Florida's low levels of screening for the omicron variant could be dangerous for the state, a Mayo Clinic epidemiologist says.
"Florida has done probably among the least of the larger states," Dr. Greg Poland told reporters Wednesday. "So the implication for that is, you don't know what kind of fire is coming. You don't know what kind of fire to fight."
Two omicron cases have been confirmed in Florida so far, one in Tampa and one in St. Lucie County. The first case was identified Tuesday at James A. Haley Veterans Hospital in Tampa. According to the VA hospital, the patient has mild symptoms and had recently returned from international travel.
The Florida Department of Health has not released details about the other patient's symptoms. Spokesman Jeremy Redfin said privacy is necessary to "protect the personally identifiable health information."
Early studies show omicron may be significantly more transmissible than the delta variant that led to the summer surge but may cause less severe illness and fewer deaths.

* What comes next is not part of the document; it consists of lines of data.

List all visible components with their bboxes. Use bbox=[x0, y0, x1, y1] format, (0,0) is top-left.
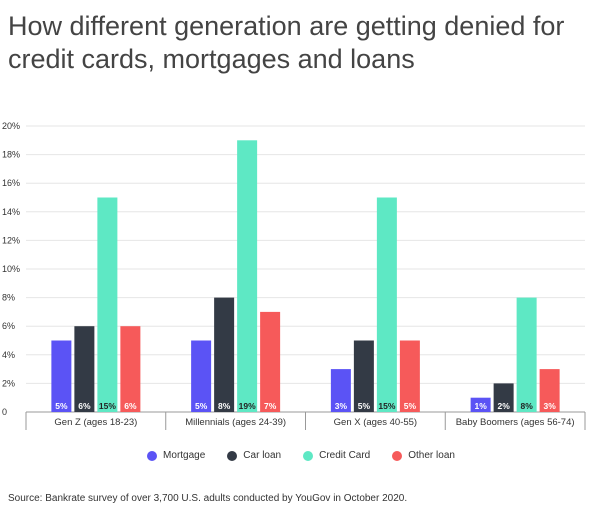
source-note: Source: Bankrate survey of over 3,700 U.… bbox=[8, 493, 408, 504]
data-label: 5% bbox=[358, 401, 371, 411]
data-label: 5% bbox=[195, 401, 208, 411]
y-tick-label: 2% bbox=[2, 378, 15, 388]
data-label: 15% bbox=[99, 401, 116, 411]
legend-swatch bbox=[392, 450, 403, 461]
data-label: 5% bbox=[404, 401, 417, 411]
chart-legend: Mortgage Car loan Credit Card Other loan bbox=[0, 450, 602, 461]
legend-item: Mortgage bbox=[147, 450, 205, 461]
x-tick-label: Millennials (ages 24-39) bbox=[185, 417, 286, 428]
bar bbox=[237, 140, 258, 413]
legend-item: Credit Card bbox=[303, 450, 370, 461]
data-label: 3% bbox=[543, 401, 556, 411]
x-tick-label: Baby Boomers (ages 56-74) bbox=[456, 417, 575, 428]
bar bbox=[330, 369, 351, 412]
legend-swatch bbox=[227, 450, 238, 461]
bar bbox=[376, 197, 397, 412]
bar bbox=[260, 311, 281, 412]
chart-title: How different generation are getting den… bbox=[8, 11, 565, 74]
legend-swatch bbox=[303, 450, 314, 461]
legend-label: Other loan bbox=[408, 450, 455, 461]
y-tick-label: 20% bbox=[2, 121, 20, 131]
bar bbox=[120, 326, 141, 412]
data-label: 2% bbox=[497, 401, 510, 411]
y-tick-label: 10% bbox=[2, 264, 20, 274]
legend-item: Other loan bbox=[392, 450, 455, 461]
bar bbox=[353, 340, 374, 412]
bar bbox=[516, 297, 537, 412]
bar-chart: 0 2% 4% 6% 8% 10% 12% 14% 16% 18% 20% 5% 6% 15% 6% Gen … bbox=[2, 121, 586, 430]
y-tick-label: 18% bbox=[2, 150, 20, 160]
x-tick-label: Gen Z (ages 18-23) bbox=[54, 417, 137, 428]
y-tick-label: 8% bbox=[2, 293, 15, 303]
y-tick-label: 14% bbox=[2, 207, 20, 217]
data-label: 6% bbox=[124, 401, 137, 411]
y-tick-label: 4% bbox=[2, 350, 15, 360]
bar bbox=[97, 197, 118, 412]
data-label: 15% bbox=[378, 401, 395, 411]
bar bbox=[493, 383, 514, 412]
data-label: 8% bbox=[218, 401, 231, 411]
data-label: 1% bbox=[474, 401, 487, 411]
bar bbox=[214, 297, 235, 412]
data-label: 3% bbox=[335, 401, 348, 411]
legend-label: Car loan bbox=[243, 450, 282, 461]
x-tick-label: Gen X (ages 40-55) bbox=[334, 417, 417, 428]
data-label: 6% bbox=[78, 401, 91, 411]
bar bbox=[191, 340, 212, 412]
data-label: 19% bbox=[239, 401, 256, 411]
y-tick-label: 6% bbox=[2, 321, 15, 331]
legend-item: Car loan bbox=[227, 450, 281, 461]
data-label: 5% bbox=[55, 401, 68, 411]
bar bbox=[470, 397, 491, 412]
y-tick-label: 12% bbox=[2, 235, 20, 245]
bar bbox=[74, 326, 95, 412]
bar bbox=[51, 340, 72, 412]
y-tick-label: 0 bbox=[2, 407, 7, 417]
bar bbox=[399, 340, 420, 412]
bar bbox=[539, 369, 560, 412]
data-label: 8% bbox=[520, 401, 533, 411]
legend-label: Credit Card bbox=[319, 450, 371, 461]
legend-swatch bbox=[147, 450, 158, 461]
data-label: 7% bbox=[264, 401, 277, 411]
legend-label: Mortgage bbox=[163, 450, 206, 461]
y-tick-label: 16% bbox=[2, 178, 20, 188]
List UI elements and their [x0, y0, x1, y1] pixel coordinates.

Poland, a vaccine and epidemiology expert, said the vast majority of COVID cases are still caused by delta, but omicron is two to six times more infectious.
Additionally, research shows that the first round of COVID-19 vaccines appear to have 24 to 44 times less ability to neutralize the omicron variant, he said.
Still, Poland and other experts all recommend the vaccine and booster shot as the best defense against COVID.
"The booster appears to get us back up to where we were," Poland said. "The next best thing to add to that — not instead of — is to wear a mask when you're indoors outside of your family."
According to the latest Department of Health data, just 62% of Florida residents have had at least one dose of a COVID vaccine, compared with 76% nationally.